Does anyone have any experience of the public school system in Barcelona? I am moving out there in April with two kids, one 18 months, the other 5 years old. We can't afford private school so we are looking for a public primary school for our 5 year old boy.

I am really worried about how he will cope in school with everything in Catalan, and we are thinking he might find it easier to settle in if a few of the kids speak English. Are there any areas where there are significant populations of expats that send their kids to public schools?

My boyfriend is currenly living in Gracia, and likes it there but it's apparently very Catalan. Other areas we have considered include Poble Sec, Poble Nou, or maybe further out in Castadefels or Sitges.
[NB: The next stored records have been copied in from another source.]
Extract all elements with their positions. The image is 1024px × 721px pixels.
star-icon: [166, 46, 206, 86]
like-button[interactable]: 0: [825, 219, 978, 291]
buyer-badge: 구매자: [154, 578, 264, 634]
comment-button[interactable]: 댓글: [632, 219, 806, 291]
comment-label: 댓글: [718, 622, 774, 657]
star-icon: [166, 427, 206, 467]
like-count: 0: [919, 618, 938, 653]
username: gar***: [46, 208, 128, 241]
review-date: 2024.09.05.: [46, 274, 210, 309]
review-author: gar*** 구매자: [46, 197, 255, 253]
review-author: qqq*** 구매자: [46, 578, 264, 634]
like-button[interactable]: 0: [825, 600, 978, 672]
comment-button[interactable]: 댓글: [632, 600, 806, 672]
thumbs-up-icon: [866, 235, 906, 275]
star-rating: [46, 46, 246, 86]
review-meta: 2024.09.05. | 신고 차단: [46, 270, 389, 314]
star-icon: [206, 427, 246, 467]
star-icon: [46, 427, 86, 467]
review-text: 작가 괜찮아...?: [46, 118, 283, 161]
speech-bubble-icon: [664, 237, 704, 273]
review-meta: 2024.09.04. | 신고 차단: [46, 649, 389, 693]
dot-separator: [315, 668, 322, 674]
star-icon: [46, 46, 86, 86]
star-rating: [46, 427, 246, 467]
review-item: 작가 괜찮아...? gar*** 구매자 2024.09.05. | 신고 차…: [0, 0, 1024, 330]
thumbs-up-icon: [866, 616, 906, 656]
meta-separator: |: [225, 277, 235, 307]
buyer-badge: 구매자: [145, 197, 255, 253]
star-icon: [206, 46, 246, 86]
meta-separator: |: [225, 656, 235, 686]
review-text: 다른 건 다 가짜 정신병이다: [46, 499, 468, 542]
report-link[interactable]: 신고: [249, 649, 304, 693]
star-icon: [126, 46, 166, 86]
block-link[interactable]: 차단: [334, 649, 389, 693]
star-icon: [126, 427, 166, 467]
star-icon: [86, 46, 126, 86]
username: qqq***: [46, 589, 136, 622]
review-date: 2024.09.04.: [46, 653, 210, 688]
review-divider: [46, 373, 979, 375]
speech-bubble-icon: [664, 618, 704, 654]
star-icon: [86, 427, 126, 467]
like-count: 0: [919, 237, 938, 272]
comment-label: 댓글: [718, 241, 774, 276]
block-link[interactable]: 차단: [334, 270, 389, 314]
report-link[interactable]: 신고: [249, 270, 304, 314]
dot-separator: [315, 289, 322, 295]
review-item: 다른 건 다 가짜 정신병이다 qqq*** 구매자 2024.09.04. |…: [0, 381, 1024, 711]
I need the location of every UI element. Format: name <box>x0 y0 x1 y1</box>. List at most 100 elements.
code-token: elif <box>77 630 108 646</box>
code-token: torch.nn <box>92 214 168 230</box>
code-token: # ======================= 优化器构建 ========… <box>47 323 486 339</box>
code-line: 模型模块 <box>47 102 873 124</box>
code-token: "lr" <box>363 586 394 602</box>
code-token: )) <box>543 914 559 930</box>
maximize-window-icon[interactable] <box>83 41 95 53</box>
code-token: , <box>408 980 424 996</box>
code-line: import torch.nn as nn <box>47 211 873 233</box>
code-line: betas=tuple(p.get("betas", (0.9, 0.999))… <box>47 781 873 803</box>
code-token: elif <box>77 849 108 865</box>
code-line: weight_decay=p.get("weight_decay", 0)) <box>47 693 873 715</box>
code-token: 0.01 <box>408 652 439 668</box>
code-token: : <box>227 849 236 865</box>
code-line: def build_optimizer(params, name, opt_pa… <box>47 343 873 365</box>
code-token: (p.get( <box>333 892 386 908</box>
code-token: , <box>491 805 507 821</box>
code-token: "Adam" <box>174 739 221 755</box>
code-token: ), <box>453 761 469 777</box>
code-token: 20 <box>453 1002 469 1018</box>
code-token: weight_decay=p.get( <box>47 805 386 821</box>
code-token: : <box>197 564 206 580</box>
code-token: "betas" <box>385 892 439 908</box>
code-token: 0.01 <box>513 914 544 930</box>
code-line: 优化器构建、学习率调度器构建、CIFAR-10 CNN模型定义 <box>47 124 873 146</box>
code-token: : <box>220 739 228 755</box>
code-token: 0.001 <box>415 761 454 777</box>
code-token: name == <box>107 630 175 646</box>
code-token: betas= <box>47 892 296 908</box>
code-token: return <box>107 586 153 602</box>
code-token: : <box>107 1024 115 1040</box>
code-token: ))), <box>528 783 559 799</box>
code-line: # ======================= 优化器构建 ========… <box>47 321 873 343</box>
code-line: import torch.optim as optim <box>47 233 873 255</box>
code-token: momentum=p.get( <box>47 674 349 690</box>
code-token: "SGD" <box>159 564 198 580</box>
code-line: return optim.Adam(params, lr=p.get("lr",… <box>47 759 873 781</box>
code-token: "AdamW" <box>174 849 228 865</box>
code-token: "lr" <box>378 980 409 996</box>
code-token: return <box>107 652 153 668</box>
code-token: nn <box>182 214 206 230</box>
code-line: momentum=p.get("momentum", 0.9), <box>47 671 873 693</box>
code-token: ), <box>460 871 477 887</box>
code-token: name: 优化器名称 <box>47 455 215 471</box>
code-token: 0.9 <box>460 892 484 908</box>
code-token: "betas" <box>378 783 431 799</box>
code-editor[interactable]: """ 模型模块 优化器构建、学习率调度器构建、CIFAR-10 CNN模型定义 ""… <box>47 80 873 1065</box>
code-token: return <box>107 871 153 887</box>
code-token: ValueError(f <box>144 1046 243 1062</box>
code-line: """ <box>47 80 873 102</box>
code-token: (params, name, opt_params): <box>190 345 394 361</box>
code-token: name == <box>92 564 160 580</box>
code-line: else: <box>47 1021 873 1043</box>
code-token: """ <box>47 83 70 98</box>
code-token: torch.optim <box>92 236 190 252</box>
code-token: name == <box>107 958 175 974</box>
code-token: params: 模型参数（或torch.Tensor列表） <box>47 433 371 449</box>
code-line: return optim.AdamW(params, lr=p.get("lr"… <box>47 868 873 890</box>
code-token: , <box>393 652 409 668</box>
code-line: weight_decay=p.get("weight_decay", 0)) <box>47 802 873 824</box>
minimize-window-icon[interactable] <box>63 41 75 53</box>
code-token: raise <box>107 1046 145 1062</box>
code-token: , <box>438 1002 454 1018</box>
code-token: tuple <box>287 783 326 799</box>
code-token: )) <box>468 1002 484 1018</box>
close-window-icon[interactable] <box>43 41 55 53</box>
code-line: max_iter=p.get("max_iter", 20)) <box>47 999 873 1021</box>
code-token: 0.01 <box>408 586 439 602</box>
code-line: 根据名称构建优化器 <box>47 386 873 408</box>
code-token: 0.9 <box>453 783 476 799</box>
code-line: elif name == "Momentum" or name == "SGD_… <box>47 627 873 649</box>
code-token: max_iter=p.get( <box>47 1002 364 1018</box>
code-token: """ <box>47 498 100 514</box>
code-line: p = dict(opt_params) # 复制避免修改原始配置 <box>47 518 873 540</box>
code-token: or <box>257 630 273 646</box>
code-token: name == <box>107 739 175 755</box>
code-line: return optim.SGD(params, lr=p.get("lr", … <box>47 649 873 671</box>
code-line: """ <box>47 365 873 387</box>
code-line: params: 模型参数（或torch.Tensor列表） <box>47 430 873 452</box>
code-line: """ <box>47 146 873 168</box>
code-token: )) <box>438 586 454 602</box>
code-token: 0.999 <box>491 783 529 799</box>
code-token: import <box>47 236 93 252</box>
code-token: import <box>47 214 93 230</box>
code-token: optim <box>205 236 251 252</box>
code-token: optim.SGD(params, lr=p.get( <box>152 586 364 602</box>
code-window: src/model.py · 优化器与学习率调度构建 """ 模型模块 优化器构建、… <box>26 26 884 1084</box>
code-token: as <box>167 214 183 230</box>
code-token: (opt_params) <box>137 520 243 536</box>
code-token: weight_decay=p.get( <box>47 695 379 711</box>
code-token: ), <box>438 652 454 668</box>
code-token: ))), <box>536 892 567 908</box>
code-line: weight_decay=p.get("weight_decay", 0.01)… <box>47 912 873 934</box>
Any help on this or general advice on the public school system in Barcelona would be greatly appreciated.

Thanks in advance!

PS Neither my boyfriend or I speak any significant Spanish at the moment and no Catalan at all, although we fully intend to learn!


----------



## xabiaxica (Jun 23, 2009)

lucyh said:


> Hi Everyone,
> 
> Does anyone have any experience of the public school system in Barcelona? I am moving out there in April with two kids, one 18 months, the other 5 years old. We can't afford private school so we are looking for a public primary school for our 5 year old boy.
> 
> ...


hi & :welcome:

I wouldn't worry too much about yor little boy - my girls were 5 & 8 when they started at school here & in our area they study in both Castellano & Valenciano - Valenciano is pretty much the same as Catalán - & they've been fine, as would be the majority of kids starting that young

I can't help specifically with your area, but if you look on our 'useful links' sticky thread above, you'll find a link to a thread about 'Education in Spain' which has lots of general info on it

we've been here 8 years now, and although I now teach Spanish, I could no way hold a conversation in Valenciano (my kids can though), although I can read it & understand a lot of it spoken.........one language at a time, especially for my old brain


----------



## lucyh (Jan 3, 2012)

Thanks for the advice and reassurance, I'm sure our son will pick up the language a whole lot quicker than we will. 
Cheers
Lucy


----------